Abby ist eine professionelle Buchrezensentin, die regelmäßig Bücher liest und diese im Anschluss ohne Skrupel und mit großer Genugtuung verreißt. Nun ...

Die Rezension enthält leichte Spoiler!


Inhalt

Abby ist eine professionelle Buchrezensentin, die regelmäßig Bücher liest und diese im Anschluss ohne Skrupel und mit großer Genugtuung verreißt. Nun soll sie jedoch plötzlich im Rampenlicht stehen, und ihre Chefin macht deutlich, dass sie keine Wahl hat. Entweder sie wird Teilnehmerin bei der Reality-Show Endurance Island, recherchiert dort verdeckt und erhält dafür unter anderem einen wertvollen Buchvertrag, oder sie wird keine Aufträge mehr bekommen. Zähneknirschend und nur sehr widerwillig stimmt Abby schließlich zu. Und das Schicksal scheint es leider nicht gut mit ihr zu meinen, denn sie hat das Pech, ausgerechnet mit dem arrogantesten, unsympathischsten Teilnehmer in einem Team zu landen. Tagelang alleine mit ihm in einem provisorischen, selbst gebauten Camp, ohne richtiges Essen und nur in Gesellschaft von nervigen Sandflöhen. Einfach furchtbar, dieser Kerl! Oder?

Übersicht

Einzelband oder Reihe: Einzelband
Genre: Liebesroman
Verlag: Bastei Lübbe
Seitenzahl: 240
Erzählweise: Ich-Erzähler, Präteritum
Perspektive: aus weiblicher Perspektive
Kapitellänge: mittel
Tiere im Buch: - Fische werden getötet, um sie zu essen, jedoch wird das nicht näher beschrieben.

Warum dieses Buch?

Zwischendurch darf es auch einmal eine (leichte) Liebesgeschichte sein. Obwohl ich eigentlich zurzeit nur selten Liebesromane lese (oft sind sie mir zu langweilig), habe ich hier nur allzu gerne eine Ausnahme gemacht, weil Reality-TV ein Guilty Pleasure von mir ist.

Meine Meinung

Einstieg (+)

Der Einstieg ist mir sehr leicht gefallen. Die Geschichte beginnt direkt, hat nur eine sehr kurze Einleitung, und auch danach verliert die Autorin keine Zeit: Nach wenigen Seiten befindet sich die Hauptfigur bereits mit ihren KonkurrentInnen auf der Insel. Kleine Interviewausschnitte sind jedem Kapitel vorangestellt, die uns Deans Sicht der Dinge mitteilen.

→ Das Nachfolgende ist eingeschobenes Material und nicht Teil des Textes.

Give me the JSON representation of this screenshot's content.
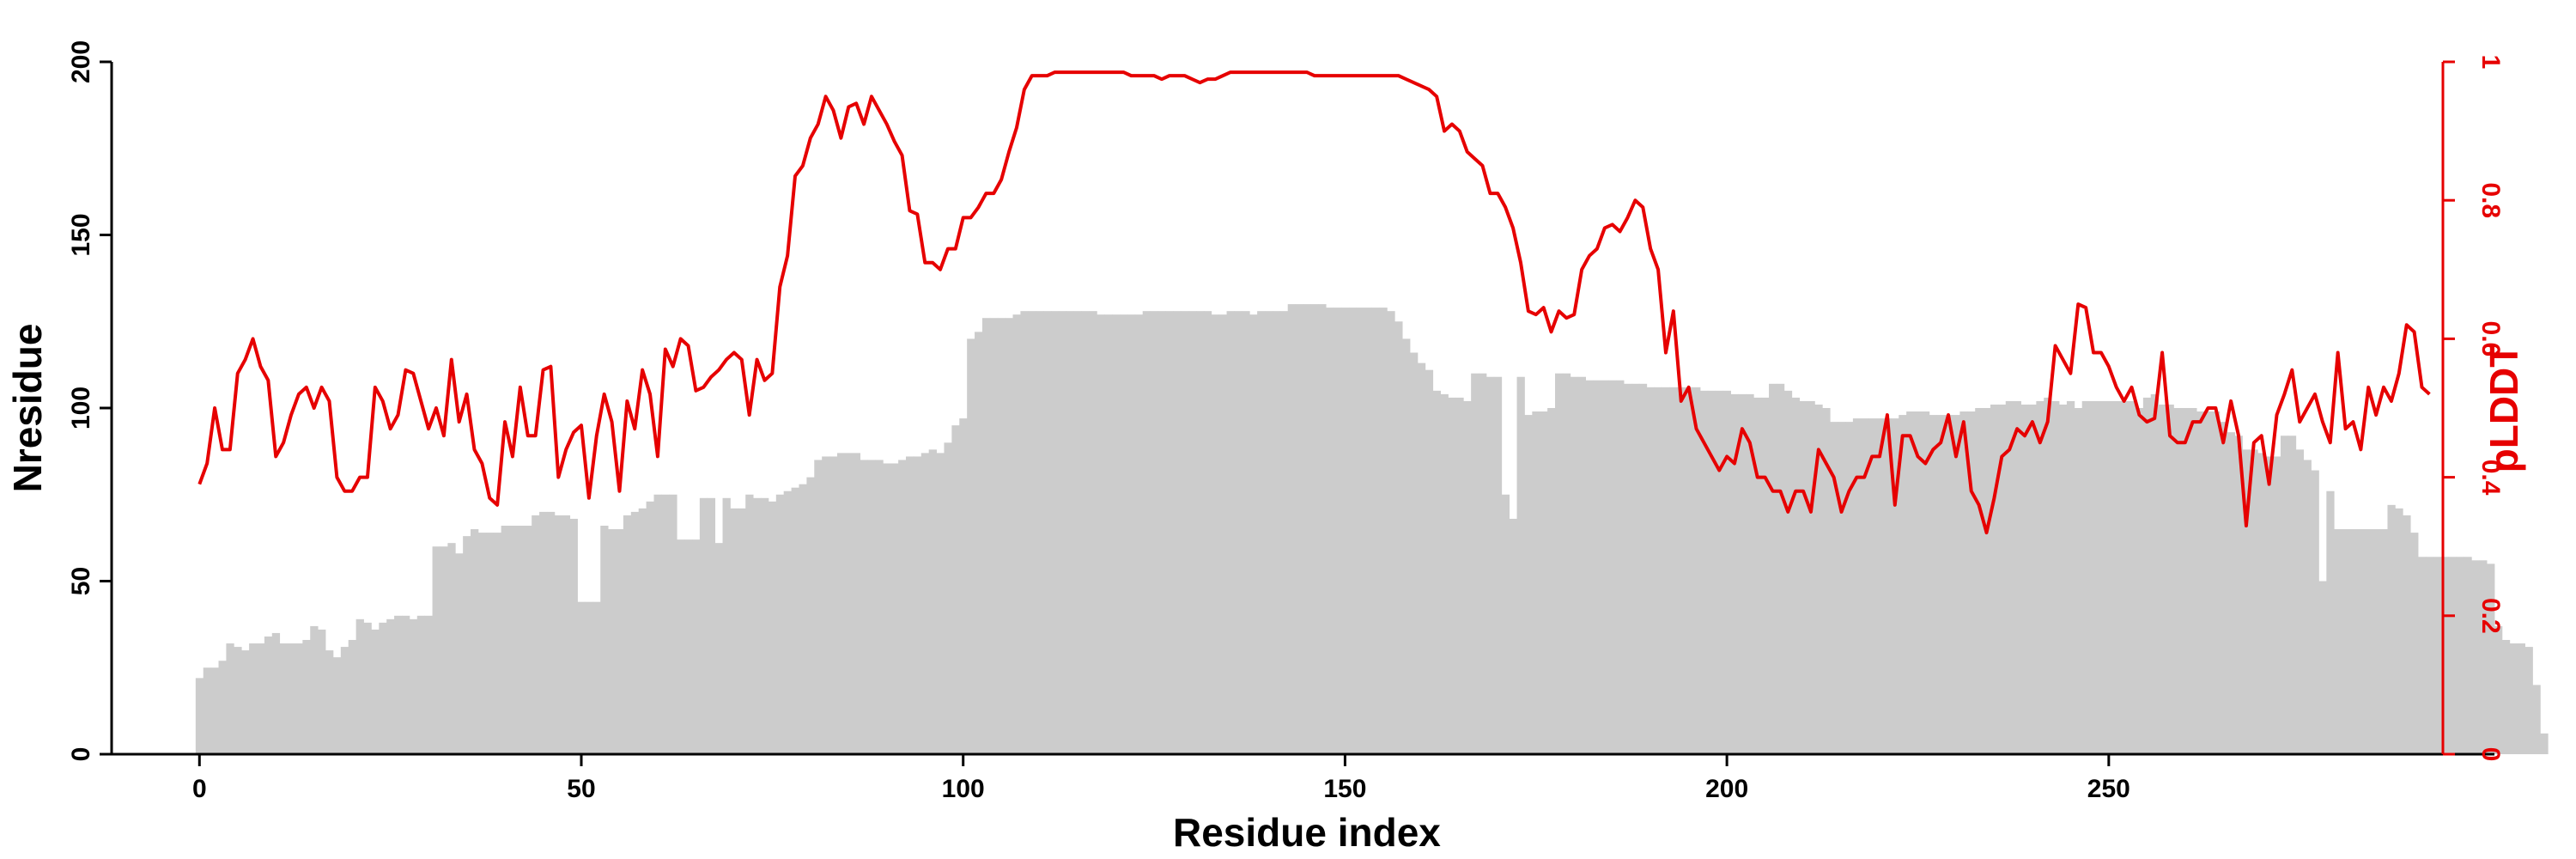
{
  "colors": {
    "bar": "#cccccc",
    "line": "#e60000",
    "axis": "#000000"
  },
  "chart_data": {
    "type": "bar+line",
    "xlabel": "Residue index",
    "ylabel_left": "Nresidue",
    "ylabel_right": "pLDDT",
    "xlim": [
      -11.5,
      300.5
    ],
    "ylim_left": [
      0,
      200
    ],
    "ylim_right": [
      0,
      1
    ],
    "x_ticks": [
      0,
      50,
      100,
      150,
      200,
      250
    ],
    "x_tick_labels": [
      "0",
      "50",
      "100",
      "150",
      "200",
      "250"
    ],
    "y_ticks_left": [
      0,
      50,
      100,
      150,
      200
    ],
    "y_tick_labels_left": [
      "0",
      "50",
      "100",
      "150",
      "200"
    ],
    "y_ticks_right": [
      0,
      0.2,
      0.4,
      0.6,
      0.8,
      1
    ],
    "y_tick_labels_right": [
      "0",
      "0.2",
      "0.4",
      "0.6",
      "0.8",
      "1"
    ],
    "grid": false,
    "legend": "none",
    "series": [
      {
        "kind": "bar",
        "axis": "left",
        "x_start": 0,
        "values": [
          22,
          25,
          25,
          27,
          32,
          31,
          30,
          32,
          32,
          34,
          35,
          32,
          32,
          32,
          33,
          37,
          36,
          30,
          28,
          31,
          33,
          39,
          38,
          36,
          38,
          39,
          40,
          40,
          39,
          40,
          40,
          60,
          60,
          61,
          58,
          63,
          65,
          64,
          64,
          64,
          66,
          66,
          66,
          66,
          69,
          70,
          70,
          69,
          69,
          68,
          44,
          44,
          44,
          66,
          65,
          65,
          69,
          70,
          71,
          73,
          75,
          75,
          75,
          62,
          62,
          62,
          74,
          74,
          61,
          74,
          71,
          71,
          75,
          74,
          74,
          73,
          75,
          76,
          77,
          78,
          80,
          85,
          86,
          86,
          87,
          87,
          87,
          85,
          85,
          85,
          84,
          84,
          85,
          86,
          86,
          87,
          88,
          87,
          90,
          95,
          97,
          120,
          122,
          126,
          126,
          126,
          126,
          127,
          128,
          128,
          128,
          128,
          128,
          128,
          128,
          128,
          128,
          128,
          127,
          127,
          127,
          127,
          127,
          127,
          128,
          128,
          128,
          128,
          128,
          128,
          128,
          128,
          128,
          127,
          127,
          128,
          128,
          128,
          127,
          128,
          128,
          128,
          128,
          130,
          130,
          130,
          130,
          130,
          129,
          129,
          129,
          129,
          129,
          129,
          129,
          129,
          128,
          125,
          120,
          116,
          113,
          111,
          105,
          104,
          103,
          103,
          102,
          110,
          110,
          109,
          109,
          75,
          68,
          109,
          98,
          99,
          99,
          100,
          110,
          110,
          109,
          109,
          108,
          108,
          108,
          108,
          108,
          107,
          107,
          107,
          106,
          106,
          106,
          106,
          106,
          106,
          106,
          105,
          105,
          105,
          105,
          104,
          104,
          104,
          103,
          103,
          107,
          107,
          105,
          103,
          102,
          102,
          101,
          100,
          96,
          96,
          96,
          97,
          97,
          97,
          97,
          97,
          97,
          98,
          99,
          99,
          99,
          98,
          98,
          98,
          98,
          99,
          99,
          100,
          100,
          101,
          101,
          102,
          102,
          101,
          101,
          102,
          103,
          102,
          101,
          102,
          100,
          102,
          102,
          102,
          102,
          102,
          102,
          102,
          100,
          103,
          104,
          101,
          101,
          100,
          100,
          100,
          99,
          99,
          99,
          96,
          93,
          92,
          88,
          88,
          87,
          86,
          86,
          92,
          92,
          88,
          85,
          82,
          50,
          76,
          65,
          65,
          65,
          65,
          65,
          65,
          65,
          72,
          71,
          69,
          64,
          57,
          57,
          57,
          57,
          57,
          57,
          57,
          56,
          56,
          55,
          37,
          33,
          32,
          32,
          31,
          20,
          6
        ]
      },
      {
        "kind": "line",
        "axis": "right",
        "x_start": 0,
        "values": [
          0.39,
          0.42,
          0.5,
          0.44,
          0.44,
          0.55,
          0.57,
          0.6,
          0.56,
          0.54,
          0.43,
          0.45,
          0.49,
          0.52,
          0.53,
          0.5,
          0.53,
          0.51,
          0.4,
          0.38,
          0.38,
          0.4,
          0.4,
          0.53,
          0.51,
          0.47,
          0.49,
          0.555,
          0.55,
          0.51,
          0.47,
          0.5,
          0.46,
          0.57,
          0.48,
          0.52,
          0.44,
          0.42,
          0.37,
          0.36,
          0.48,
          0.43,
          0.53,
          0.46,
          0.46,
          0.555,
          0.56,
          0.4,
          0.44,
          0.465,
          0.475,
          0.37,
          0.46,
          0.52,
          0.48,
          0.38,
          0.51,
          0.47,
          0.555,
          0.52,
          0.43,
          0.585,
          0.56,
          0.6,
          0.59,
          0.525,
          0.53,
          0.545,
          0.555,
          0.57,
          0.58,
          0.57,
          0.49,
          0.57,
          0.54,
          0.55,
          0.675,
          0.72,
          0.835,
          0.85,
          0.89,
          0.91,
          0.95,
          0.93,
          0.89,
          0.935,
          0.94,
          0.91,
          0.95,
          0.93,
          0.91,
          0.885,
          0.865,
          0.785,
          0.78,
          0.71,
          0.71,
          0.7,
          0.73,
          0.73,
          0.775,
          0.775,
          0.79,
          0.81,
          0.81,
          0.83,
          0.87,
          0.905,
          0.96,
          0.98,
          0.98,
          0.98,
          0.985,
          0.985,
          0.985,
          0.985,
          0.985,
          0.985,
          0.985,
          0.985,
          0.985,
          0.985,
          0.98,
          0.98,
          0.98,
          0.98,
          0.975,
          0.98,
          0.98,
          0.98,
          0.975,
          0.97,
          0.975,
          0.975,
          0.98,
          0.985,
          0.985,
          0.985,
          0.985,
          0.985,
          0.985,
          0.985,
          0.985,
          0.985,
          0.985,
          0.985,
          0.98,
          0.98,
          0.98,
          0.98,
          0.98,
          0.98,
          0.98,
          0.98,
          0.98,
          0.98,
          0.98,
          0.98,
          0.975,
          0.97,
          0.965,
          0.96,
          0.95,
          0.9,
          0.91,
          0.9,
          0.87,
          0.86,
          0.85,
          0.81,
          0.81,
          0.79,
          0.76,
          0.71,
          0.64,
          0.635,
          0.645,
          0.61,
          0.64,
          0.63,
          0.635,
          0.7,
          0.72,
          0.73,
          0.76,
          0.765,
          0.755,
          0.775,
          0.8,
          0.79,
          0.73,
          0.7,
          0.58,
          0.64,
          0.51,
          0.53,
          0.47,
          0.45,
          0.43,
          0.41,
          0.43,
          0.42,
          0.47,
          0.45,
          0.4,
          0.4,
          0.38,
          0.38,
          0.35,
          0.38,
          0.38,
          0.35,
          0.44,
          0.42,
          0.4,
          0.35,
          0.38,
          0.4,
          0.4,
          0.43,
          0.43,
          0.49,
          0.36,
          0.46,
          0.46,
          0.43,
          0.42,
          0.44,
          0.45,
          0.49,
          0.43,
          0.48,
          0.38,
          0.36,
          0.32,
          0.37,
          0.43,
          0.44,
          0.47,
          0.46,
          0.48,
          0.45,
          0.48,
          0.59,
          0.57,
          0.55,
          0.65,
          0.645,
          0.58,
          0.58,
          0.56,
          0.53,
          0.51,
          0.53,
          0.49,
          0.48,
          0.485,
          0.58,
          0.46,
          0.45,
          0.45,
          0.48,
          0.48,
          0.5,
          0.5,
          0.45,
          0.51,
          0.46,
          0.33,
          0.45,
          0.46,
          0.39,
          0.49,
          0.52,
          0.555,
          0.48,
          0.5,
          0.52,
          0.48,
          0.45,
          0.58,
          0.47,
          0.48,
          0.44,
          0.53,
          0.49,
          0.53,
          0.51,
          0.55,
          0.62,
          0.61,
          0.53,
          0.52
        ]
      }
    ]
  }
}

"'Ich freue mich auf den Wettbewerb. Gegen die Kräfte der Natur anzutreten... und gegen die Mitspieler. Ob ich mit den Frauen flirten werde? Wenn es mich dem Sieg näher bringt, ja, aber ich bin nicht darauf aus, eine kennenzulernen. Ich bin darauf aus zu gewinnen.' - Vorabinterview mit Dean Woodall" E-Book, Position 32

Schreibstil (+/-)

Am Schreibstil gibt es eigentlich nichts auszusetzen, wenn man weiß, worauf man sich bei dieser Art von Literatur einlässt. Er ist einfach (dabei nicht ZU einfach), flüssig, anschaulich und enthält nur in sehr seltenen Fällen Wiederholungen (diese haben mich aber niemals gestört). Die Emotionen der Hauptfigur und die Anziehungskraft zwischen Abby und Dean werden gelungen beschrieben und beim Lesen spürbar. Jedoch sollte man sich keine poetischen Hochleistungen oder viel Anspruch erwarten. Dass die Sprache jedoch oberflächlich bleibt, sowohl bei Gedanken und Gefühlen der Figuren als auch bei den Schilderungen verschiedener Entwicklungen nicht genug in die Tiefe geht, ist schade, ich hätte mir hier etwas mehr erhofft, da ich viel Potential in der Geschichte erkannt habe. Mehr Worte hätten der Geschichte definitiv gutgetan. Erfrischend fand ich jedoch, dass die Geschichte nur aus einer Perspektive erzählt wird. Zum einen wird so das Buch nicht unnötig aufgebläht, zum anderen bleibt es spannender, weil man nicht weiß, was Dean genau denkt.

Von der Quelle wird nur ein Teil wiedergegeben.